Halo Infinite also recalls the classic competitive multiplayer map design from the early 2000s. The environments are totally artificial – they are not designed to resemble genuine locations, they are self-reflexive play spaces constructed to provide exciting, varied encounters. Excellent new maps such as Recharge, Streets and Bazaar are like shopping malls in the way they use levels, sightlines and differing ceiling heights to generate intrigue and keep people moving. These are the spaces I remember, not just from Halo, but from the earliest days of competitive first-person shooters: the likes of Unreal Tournament and Quake Arena.

“I cut my game design teeth back on Halo 3’s Forge mode back in the day,” says Pearce. “It was a very simple map editor, which for the most part gave players access to only very basic objects and geometry. Thousands of incredible maps came out of those tools because Halo is at its best when the maps are clean, simple and balanced.”

Importantly, most of the new features added to Halo infinite fit in perfectly with the classic play style – such as dynamo grenades, which create a damaging electric field and shut down passing vehicles.
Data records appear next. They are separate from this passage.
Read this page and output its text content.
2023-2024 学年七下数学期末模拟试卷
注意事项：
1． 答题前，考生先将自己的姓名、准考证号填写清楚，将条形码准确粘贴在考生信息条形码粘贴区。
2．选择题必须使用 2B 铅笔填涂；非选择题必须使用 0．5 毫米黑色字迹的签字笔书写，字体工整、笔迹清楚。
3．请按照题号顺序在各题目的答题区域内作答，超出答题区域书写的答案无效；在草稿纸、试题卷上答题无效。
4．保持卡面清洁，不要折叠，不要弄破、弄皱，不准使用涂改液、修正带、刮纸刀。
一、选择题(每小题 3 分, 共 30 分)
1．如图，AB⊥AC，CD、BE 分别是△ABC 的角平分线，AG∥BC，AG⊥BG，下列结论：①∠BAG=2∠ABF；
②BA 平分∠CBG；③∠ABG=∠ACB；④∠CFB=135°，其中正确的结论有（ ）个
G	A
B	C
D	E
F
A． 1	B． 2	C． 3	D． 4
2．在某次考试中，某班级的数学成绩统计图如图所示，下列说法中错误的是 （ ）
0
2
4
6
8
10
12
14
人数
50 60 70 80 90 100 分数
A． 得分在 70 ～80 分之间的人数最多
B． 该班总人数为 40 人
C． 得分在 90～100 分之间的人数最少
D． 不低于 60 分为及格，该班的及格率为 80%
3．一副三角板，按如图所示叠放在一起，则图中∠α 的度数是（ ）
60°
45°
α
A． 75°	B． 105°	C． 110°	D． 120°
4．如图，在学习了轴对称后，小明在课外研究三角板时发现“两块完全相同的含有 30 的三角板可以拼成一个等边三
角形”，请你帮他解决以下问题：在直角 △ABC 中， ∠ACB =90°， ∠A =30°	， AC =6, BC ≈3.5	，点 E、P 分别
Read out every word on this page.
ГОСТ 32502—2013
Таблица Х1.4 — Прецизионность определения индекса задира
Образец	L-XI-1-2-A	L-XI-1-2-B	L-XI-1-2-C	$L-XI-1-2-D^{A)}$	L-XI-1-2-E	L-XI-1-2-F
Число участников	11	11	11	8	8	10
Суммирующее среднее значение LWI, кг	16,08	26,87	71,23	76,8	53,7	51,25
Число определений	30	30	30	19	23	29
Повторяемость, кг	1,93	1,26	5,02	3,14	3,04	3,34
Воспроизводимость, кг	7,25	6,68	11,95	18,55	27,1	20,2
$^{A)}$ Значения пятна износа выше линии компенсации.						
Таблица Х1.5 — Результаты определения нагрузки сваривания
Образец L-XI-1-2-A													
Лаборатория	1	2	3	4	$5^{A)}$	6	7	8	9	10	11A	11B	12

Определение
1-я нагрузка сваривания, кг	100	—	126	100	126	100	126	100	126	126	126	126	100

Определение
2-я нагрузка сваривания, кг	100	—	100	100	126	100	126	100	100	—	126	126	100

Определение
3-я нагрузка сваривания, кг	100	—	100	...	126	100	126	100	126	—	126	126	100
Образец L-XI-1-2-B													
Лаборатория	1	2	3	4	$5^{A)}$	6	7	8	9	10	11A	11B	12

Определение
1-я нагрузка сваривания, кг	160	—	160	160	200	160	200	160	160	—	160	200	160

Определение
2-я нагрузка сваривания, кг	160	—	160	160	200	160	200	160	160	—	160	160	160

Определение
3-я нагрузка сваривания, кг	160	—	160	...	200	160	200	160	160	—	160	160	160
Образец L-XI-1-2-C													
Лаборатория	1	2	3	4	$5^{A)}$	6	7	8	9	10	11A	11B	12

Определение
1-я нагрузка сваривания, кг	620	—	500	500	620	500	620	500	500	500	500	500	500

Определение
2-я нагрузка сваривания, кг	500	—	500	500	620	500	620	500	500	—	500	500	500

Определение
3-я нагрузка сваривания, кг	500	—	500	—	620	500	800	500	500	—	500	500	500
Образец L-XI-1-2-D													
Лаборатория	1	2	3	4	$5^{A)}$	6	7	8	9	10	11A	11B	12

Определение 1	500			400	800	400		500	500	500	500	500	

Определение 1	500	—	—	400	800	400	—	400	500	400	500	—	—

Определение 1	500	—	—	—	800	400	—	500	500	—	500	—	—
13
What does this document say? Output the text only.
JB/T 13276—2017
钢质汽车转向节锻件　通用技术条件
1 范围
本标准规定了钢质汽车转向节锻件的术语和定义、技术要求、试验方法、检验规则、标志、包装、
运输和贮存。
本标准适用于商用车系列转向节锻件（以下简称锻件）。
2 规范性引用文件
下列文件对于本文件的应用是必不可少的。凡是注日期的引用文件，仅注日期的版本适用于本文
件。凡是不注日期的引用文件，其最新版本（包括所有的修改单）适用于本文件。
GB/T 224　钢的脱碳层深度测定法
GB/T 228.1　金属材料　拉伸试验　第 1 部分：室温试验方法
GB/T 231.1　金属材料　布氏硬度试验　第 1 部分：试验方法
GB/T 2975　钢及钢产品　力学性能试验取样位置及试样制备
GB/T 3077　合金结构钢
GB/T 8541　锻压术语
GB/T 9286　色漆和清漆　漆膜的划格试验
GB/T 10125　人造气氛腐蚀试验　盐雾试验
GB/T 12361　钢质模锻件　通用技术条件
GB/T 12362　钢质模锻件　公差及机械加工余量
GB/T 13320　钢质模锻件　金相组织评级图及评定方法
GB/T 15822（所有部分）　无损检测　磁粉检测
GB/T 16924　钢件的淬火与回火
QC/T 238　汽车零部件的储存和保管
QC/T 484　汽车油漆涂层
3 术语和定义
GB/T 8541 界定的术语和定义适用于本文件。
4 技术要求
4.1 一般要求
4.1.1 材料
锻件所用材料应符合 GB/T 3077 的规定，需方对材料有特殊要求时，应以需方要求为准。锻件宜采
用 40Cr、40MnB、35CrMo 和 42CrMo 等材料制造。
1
Meanwhile the grapple hook, inspired perhaps by Titanfall, is a whole new way to get around, allowing you to latch on to walls, vehicles and other players and then zoom over to them. It’s faster than the conventional Halo jump, yet the way it opens up emergent tactical possibilities is typical of classic Halo design. As Pearce says, “when you grapple on to an enemy vehicle and kick the driver out, stealing it for yourself, you cannot tell me that isn’t Halo right down to the marrow.”

Eventually, of course, the teenagers are going to catch on and learn the old ways of the Halo warriors. They’ll understand that in this universe, it’s not all about combining dozens of gun parts into highly personal weapon loadouts, obsessing over damage-per-second ratings and then turbo-jumping through a series of millisecond-long encounters in an absurd African village level. Halo is about what the players bring into the experience themselves with their experimentation, accuracy and forethought; it’s about how all the systems can come together in explosive 30-second fights.

These are the things I remember from thrilling all-night Halo 2 and Quake Arena sessions long, long ago. It is fun to be back there but also to be right here in the present, where the old quirks and visual limitations are ironed out, and where there are a lot more players to surprise with perfectly flung grenades.

  • Halo Infinite’s multiplayer is free to play and available now on Xbox and PC; the single-player game is released on 8 December.